F-17475

F-17475
Clinical data
Drug class	NMDA receptor antagonist; Analgesic; Dissociative; Hallucinogen
ATC code	None;
Identifiers
	IUPAC name (1R,3R)-3-amino-N,N-diethyl-1-phenylcyclobutane-1-carboxamide;
CAS Number	1612885-86-5;
PubChem CID	76071622;
Chemical and physical data
Formula	C15H22N2O
Molar mass	246.354 g·mol−1
3D model (JSmol)	Interactive image;
	SMILES CCN(CC)C(=O)[C@@]1(C[C@@H](N)C1)c1ccccc1;
	InChI InChI=1S/C15H22N2O/c1-3-17(4-2)14(18)15(10-13(16)11-15)12-8-6-5-7-9-12/h5-9,13H,3-4,10-11,16H2,1-2H3; Key:OVAIACNINHMYRO-UHFFFAOYSA-N;

F-17475 is an NMDA receptor antagonist described as an analgesic and putative dissociative hallucinogen which was under development for the treatment of postoperative pain but was never marketed.^[1]

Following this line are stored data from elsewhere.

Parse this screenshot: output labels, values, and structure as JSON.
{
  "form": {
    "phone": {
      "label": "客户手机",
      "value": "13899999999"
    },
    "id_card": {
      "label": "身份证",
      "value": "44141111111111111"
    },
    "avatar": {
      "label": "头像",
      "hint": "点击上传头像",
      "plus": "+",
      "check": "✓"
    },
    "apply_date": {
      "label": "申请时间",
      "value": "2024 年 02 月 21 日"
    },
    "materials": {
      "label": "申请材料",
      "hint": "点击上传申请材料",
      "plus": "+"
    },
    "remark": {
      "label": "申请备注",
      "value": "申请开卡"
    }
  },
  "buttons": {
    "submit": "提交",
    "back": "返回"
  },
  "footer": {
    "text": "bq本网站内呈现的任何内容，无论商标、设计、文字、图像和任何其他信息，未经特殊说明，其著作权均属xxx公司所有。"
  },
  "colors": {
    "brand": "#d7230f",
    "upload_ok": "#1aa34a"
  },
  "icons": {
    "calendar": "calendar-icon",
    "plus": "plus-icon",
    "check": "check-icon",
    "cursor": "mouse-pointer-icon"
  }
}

The drug shows similar affinity for the NMDA receptor as ketamine (K_i = 0.74 and 1.05 μM, respectively).^[1] It shows analgesic effects in rodents, with about twice the potency of ketamine, and potentiates morphine-induced analgesia.^[1] F-17475 substitutes for ketamine in rodent drug discrimination tests, suggesting that it may have dissociative hallucinogen effects in humans.^[1] However, F-17475 showed a greater margin of analgesic to dissociative-like effects than ketamine in rodents.^[1]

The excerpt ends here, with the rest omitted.